Editing human embryos is far more controversial. Proponents see it becoming part of the in-vitro fertilization process for potential parents who are worried about passing on hereditary ailments.
In April, 2015, a Chinese team reported it had tried to alter the genes of human embryos to eliminate an inherited disease, Beta thalassemia. The CRISPR/Cas 9 technology successfully removed the undesired genetic material, but it failed to repair the gene it had edited. “Our work highlights the pressing need to further improve the fidelity and specificity of the CRISPR/Cas9 platform,” the researchers warned.
The NAS/NAM group called it “irresponsible to proceed with any clinical use of germline editing unless and until the relevant safety and efficacy issues have been resolved."
That topic drew much comment from patient advocate groups, such as those for people with Huntington’s Disease. At issue was whether it is safe yet to eliminate the gene that causes the inherited illness. Inherent risks I the procedure, the NAS/NAM said “inaccurate editing and incomplete editing of the cells of early-stage embryos; the difficulty of predicting harmful effects that genetic changes may have under the wide range of circumstances experienced by the human population.”

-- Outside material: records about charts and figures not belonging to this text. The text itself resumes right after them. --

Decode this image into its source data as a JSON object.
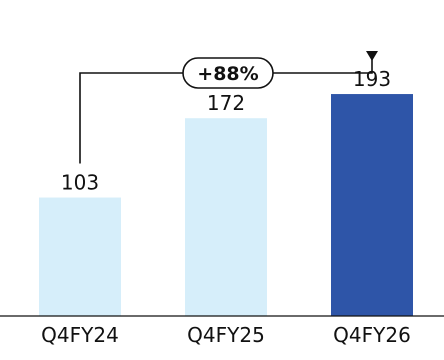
{
  "chart_data": {
    "type": "bar",
    "categories": [
      "Q4FY24",
      "Q4FY25",
      "Q4FY26"
    ],
    "values": [
      103,
      172,
      193
    ],
    "bar_colors": [
      "#d6eefa",
      "#d6eefa",
      "#2e55a8"
    ],
    "ylim": [
      0,
      240
    ],
    "grid": false,
    "annotation": {
      "text": "+88%",
      "from": "Q4FY24",
      "to": "Q4FY26"
    }
  }
}
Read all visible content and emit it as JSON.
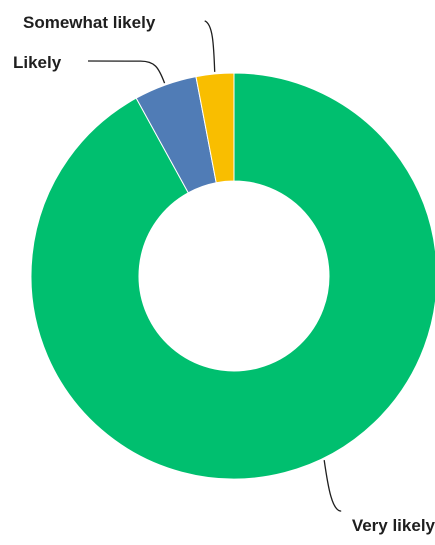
{
  "chart_data": {
    "type": "pie",
    "style": "donut",
    "title": "",
    "slices": [
      {
        "label": "Very likely",
        "value": 92,
        "color": "#00BF6F"
      },
      {
        "label": "Likely",
        "value": 5,
        "color": "#507CB6"
      },
      {
        "label": "Somewhat likely",
        "value": 3,
        "color": "#F9BE00"
      }
    ]
  }
}
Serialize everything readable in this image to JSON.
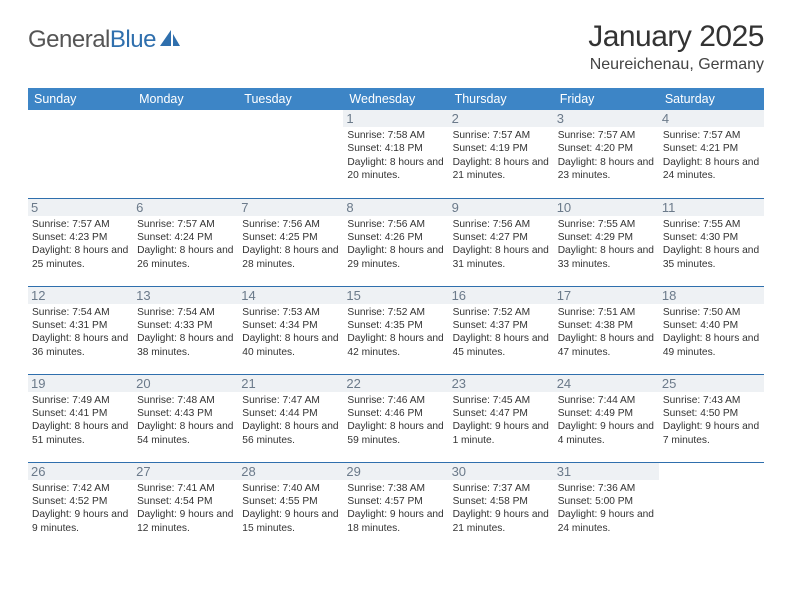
{
  "logo": {
    "text_left": "General",
    "text_right": "Blue"
  },
  "header": {
    "month_title": "January 2025",
    "location": "Neureichenau, Germany"
  },
  "colors": {
    "header_bg": "#3d85c6",
    "header_text": "#ffffff",
    "row_divider": "#2f6fad",
    "daynum_bg": "#eef1f4",
    "daynum_text": "#6b7a8a",
    "body_text": "#333333",
    "logo_blue": "#2f6fad"
  },
  "table": {
    "columns": [
      "Sunday",
      "Monday",
      "Tuesday",
      "Wednesday",
      "Thursday",
      "Friday",
      "Saturday"
    ],
    "weeks": [
      [
        {
          "n": "",
          "sr": "",
          "ss": "",
          "dl": ""
        },
        {
          "n": "",
          "sr": "",
          "ss": "",
          "dl": ""
        },
        {
          "n": "",
          "sr": "",
          "ss": "",
          "dl": ""
        },
        {
          "n": "1",
          "sr": "7:58 AM",
          "ss": "4:18 PM",
          "dl": "8 hours and 20 minutes."
        },
        {
          "n": "2",
          "sr": "7:57 AM",
          "ss": "4:19 PM",
          "dl": "8 hours and 21 minutes."
        },
        {
          "n": "3",
          "sr": "7:57 AM",
          "ss": "4:20 PM",
          "dl": "8 hours and 23 minutes."
        },
        {
          "n": "4",
          "sr": "7:57 AM",
          "ss": "4:21 PM",
          "dl": "8 hours and 24 minutes."
        }
      ],
      [
        {
          "n": "5",
          "sr": "7:57 AM",
          "ss": "4:23 PM",
          "dl": "8 hours and 25 minutes."
        },
        {
          "n": "6",
          "sr": "7:57 AM",
          "ss": "4:24 PM",
          "dl": "8 hours and 26 minutes."
        },
        {
          "n": "7",
          "sr": "7:56 AM",
          "ss": "4:25 PM",
          "dl": "8 hours and 28 minutes."
        },
        {
          "n": "8",
          "sr": "7:56 AM",
          "ss": "4:26 PM",
          "dl": "8 hours and 29 minutes."
        },
        {
          "n": "9",
          "sr": "7:56 AM",
          "ss": "4:27 PM",
          "dl": "8 hours and 31 minutes."
        },
        {
          "n": "10",
          "sr": "7:55 AM",
          "ss": "4:29 PM",
          "dl": "8 hours and 33 minutes."
        },
        {
          "n": "11",
          "sr": "7:55 AM",
          "ss": "4:30 PM",
          "dl": "8 hours and 35 minutes."
        }
      ],
      [
        {
          "n": "12",
          "sr": "7:54 AM",
          "ss": "4:31 PM",
          "dl": "8 hours and 36 minutes."
        },
        {
          "n": "13",
          "sr": "7:54 AM",
          "ss": "4:33 PM",
          "dl": "8 hours and 38 minutes."
        },
        {
          "n": "14",
          "sr": "7:53 AM",
          "ss": "4:34 PM",
          "dl": "8 hours and 40 minutes."
        },
        {
          "n": "15",
          "sr": "7:52 AM",
          "ss": "4:35 PM",
          "dl": "8 hours and 42 minutes."
        },
        {
          "n": "16",
          "sr": "7:52 AM",
          "ss": "4:37 PM",
          "dl": "8 hours and 45 minutes."
        },
        {
          "n": "17",
          "sr": "7:51 AM",
          "ss": "4:38 PM",
          "dl": "8 hours and 47 minutes."
        },
        {
          "n": "18",
          "sr": "7:50 AM",
          "ss": "4:40 PM",
          "dl": "8 hours and 49 minutes."
        }
      ],
      [
        {
          "n": "19",
          "sr": "7:49 AM",
          "ss": "4:41 PM",
          "dl": "8 hours and 51 minutes."
        },
        {
          "n": "20",
          "sr": "7:48 AM",
          "ss": "4:43 PM",
          "dl": "8 hours and 54 minutes."
        },
        {
          "n": "21",
          "sr": "7:47 AM",
          "ss": "4:44 PM",
          "dl": "8 hours and 56 minutes."
        },
        {
          "n": "22",
          "sr": "7:46 AM",
          "ss": "4:46 PM",
          "dl": "8 hours and 59 minutes."
        },
        {
          "n": "23",
          "sr": "7:45 AM",
          "ss": "4:47 PM",
          "dl": "9 hours and 1 minute."
        },
        {
          "n": "24",
          "sr": "7:44 AM",
          "ss": "4:49 PM",
          "dl": "9 hours and 4 minutes."
        },
        {
          "n": "25",
          "sr": "7:43 AM",
          "ss": "4:50 PM",
          "dl": "9 hours and 7 minutes."
        }
      ],
      [
        {
          "n": "26",
          "sr": "7:42 AM",
          "ss": "4:52 PM",
          "dl": "9 hours and 9 minutes."
        },
        {
          "n": "27",
          "sr": "7:41 AM",
          "ss": "4:54 PM",
          "dl": "9 hours and 12 minutes."
        },
        {
          "n": "28",
          "sr": "7:40 AM",
          "ss": "4:55 PM",
          "dl": "9 hours and 15 minutes."
        },
        {
          "n": "29",
          "sr": "7:38 AM",
          "ss": "4:57 PM",
          "dl": "9 hours and 18 minutes."
        },
        {
          "n": "30",
          "sr": "7:37 AM",
          "ss": "4:58 PM",
          "dl": "9 hours and 21 minutes."
        },
        {
          "n": "31",
          "sr": "7:36 AM",
          "ss": "5:00 PM",
          "dl": "9 hours and 24 minutes."
        },
        {
          "n": "",
          "sr": "",
          "ss": "",
          "dl": ""
        }
      ]
    ],
    "labels": {
      "sunrise": "Sunrise:",
      "sunset": "Sunset:",
      "daylight": "Daylight:"
    }
  }
}
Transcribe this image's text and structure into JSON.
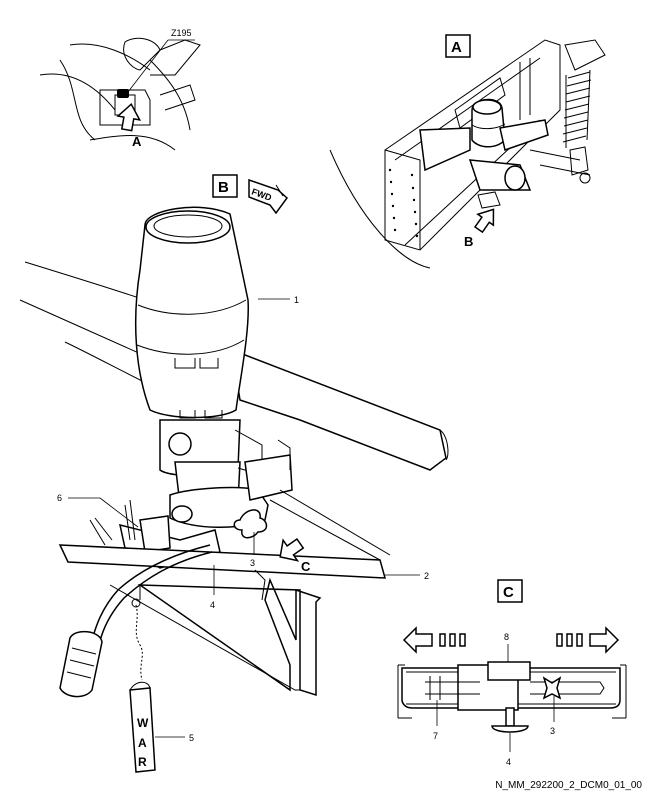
{
  "views": {
    "detail_a": {
      "box_label": "A",
      "arrow_label": "A",
      "part_ref": "Z195"
    },
    "detail_b": {
      "box_label": "B",
      "fwd_label": "FWD"
    },
    "main_view": {
      "arrow_label": "B"
    },
    "detail_c": {
      "box_label": "C",
      "arrow_label": "C"
    }
  },
  "callouts": {
    "main": [
      "1",
      "2",
      "3",
      "4",
      "5",
      "6"
    ],
    "detail_c": [
      "8",
      "7",
      "3",
      "4"
    ]
  },
  "flag": {
    "letters": [
      "W",
      "A",
      "R"
    ]
  },
  "drawing_ref": "N_MM_292200_2_DCM0_01_00"
}
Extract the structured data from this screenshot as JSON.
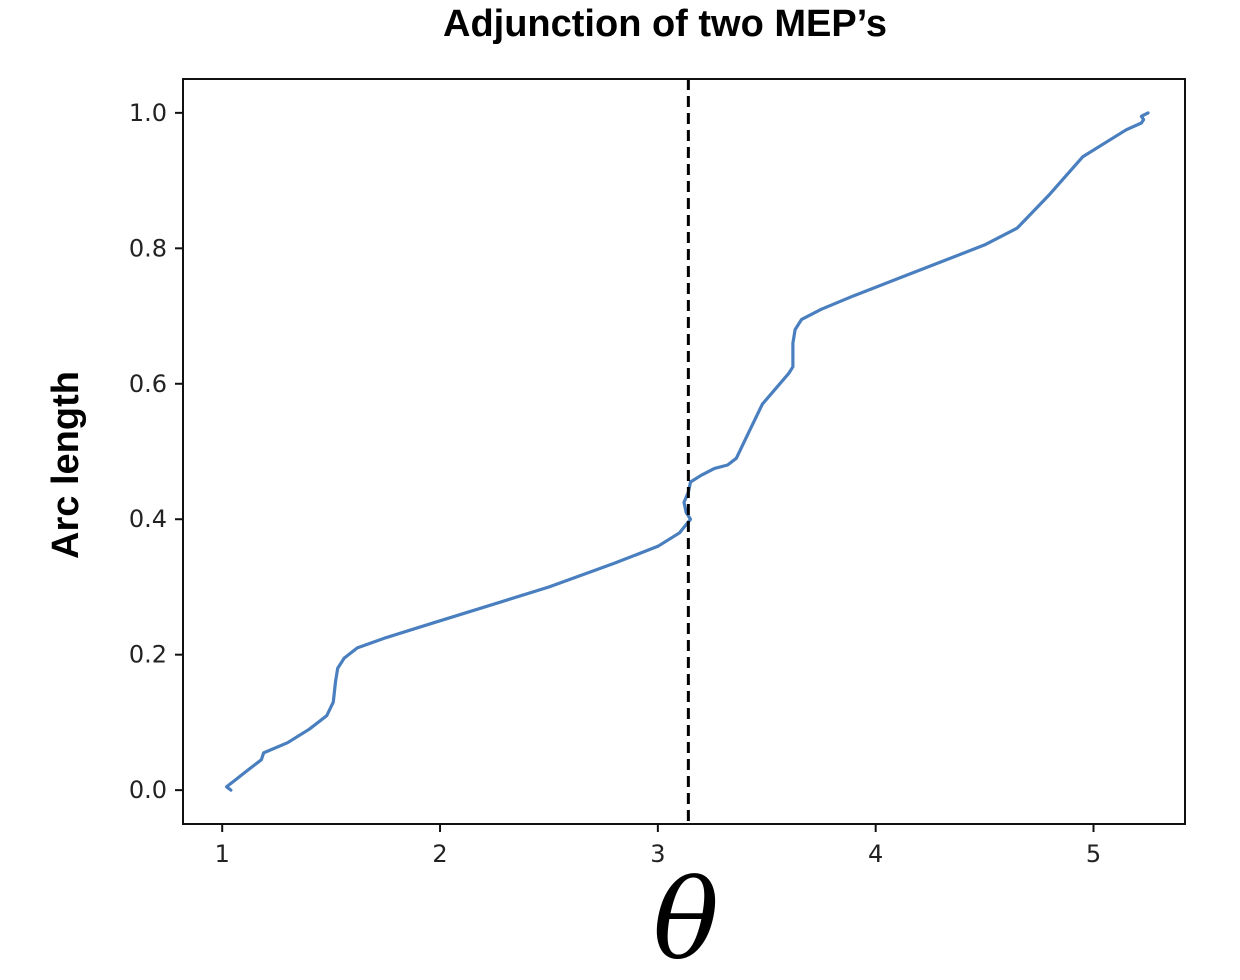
{
  "chart_data": {
    "type": "line",
    "title": "Adjunction of two MEP’s",
    "xlabel": "θ",
    "ylabel": "Arc length",
    "xlim": [
      0.82,
      5.42
    ],
    "ylim": [
      -0.05,
      1.05
    ],
    "x_ticks": [
      1,
      2,
      3,
      4,
      5
    ],
    "y_ticks": [
      0.0,
      0.2,
      0.4,
      0.6,
      0.8,
      1.0
    ],
    "x_tick_labels": [
      "1",
      "2",
      "3",
      "4",
      "5"
    ],
    "y_tick_labels": [
      "0.0",
      "0.2",
      "0.4",
      "0.6",
      "0.8",
      "1.0"
    ],
    "grid": false,
    "legend": "none",
    "series": [
      {
        "color": "#4a7fbf",
        "x": [
          1.04,
          1.02,
          1.06,
          1.12,
          1.18,
          1.19,
          1.3,
          1.4,
          1.48,
          1.51,
          1.52,
          1.53,
          1.56,
          1.62,
          1.75,
          1.95,
          2.2,
          2.5,
          2.8,
          3.0,
          3.1,
          3.15,
          3.13,
          3.12,
          3.14,
          3.15,
          3.2,
          3.26,
          3.32,
          3.36,
          3.42,
          3.48,
          3.56,
          3.6,
          3.62,
          3.62,
          3.63,
          3.66,
          3.75,
          3.9,
          4.1,
          4.3,
          4.5,
          4.65,
          4.8,
          4.95,
          5.05,
          5.15,
          5.22,
          5.23,
          5.22,
          5.25
        ],
        "y": [
          0.0,
          0.005,
          0.015,
          0.03,
          0.045,
          0.055,
          0.07,
          0.09,
          0.11,
          0.13,
          0.16,
          0.18,
          0.195,
          0.21,
          0.225,
          0.245,
          0.27,
          0.3,
          0.335,
          0.36,
          0.38,
          0.4,
          0.41,
          0.425,
          0.44,
          0.455,
          0.465,
          0.475,
          0.48,
          0.49,
          0.53,
          0.57,
          0.6,
          0.615,
          0.625,
          0.66,
          0.68,
          0.695,
          0.71,
          0.73,
          0.755,
          0.78,
          0.805,
          0.83,
          0.88,
          0.935,
          0.955,
          0.975,
          0.985,
          0.99,
          0.995,
          1.0
        ]
      }
    ],
    "annotations": [
      {
        "type": "vline",
        "x": 3.14,
        "style": "dashed",
        "color": "#000000"
      }
    ]
  }
}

Another fear is that the technology will allow the creation of “designer babies” and put further stigma on people born with disabilities.
The biotech industry is ready to start more human experiments.
Speaking in November at a conference in Cambridge, MA, the chief executive of Editas, one of several startups using CRISPR/ Cas9 said it plans to start therapeutic uses by 2017.
First up, the company said it is targeting an eye disease called Leber congenital amaurosis. Reporting in online in Technology Review. The treatment will involve an eye injection designed to use CRISPR to delete about 1,000 DNA letters from a gene in a patient’s photo-receptor cells, restoring them to normal function.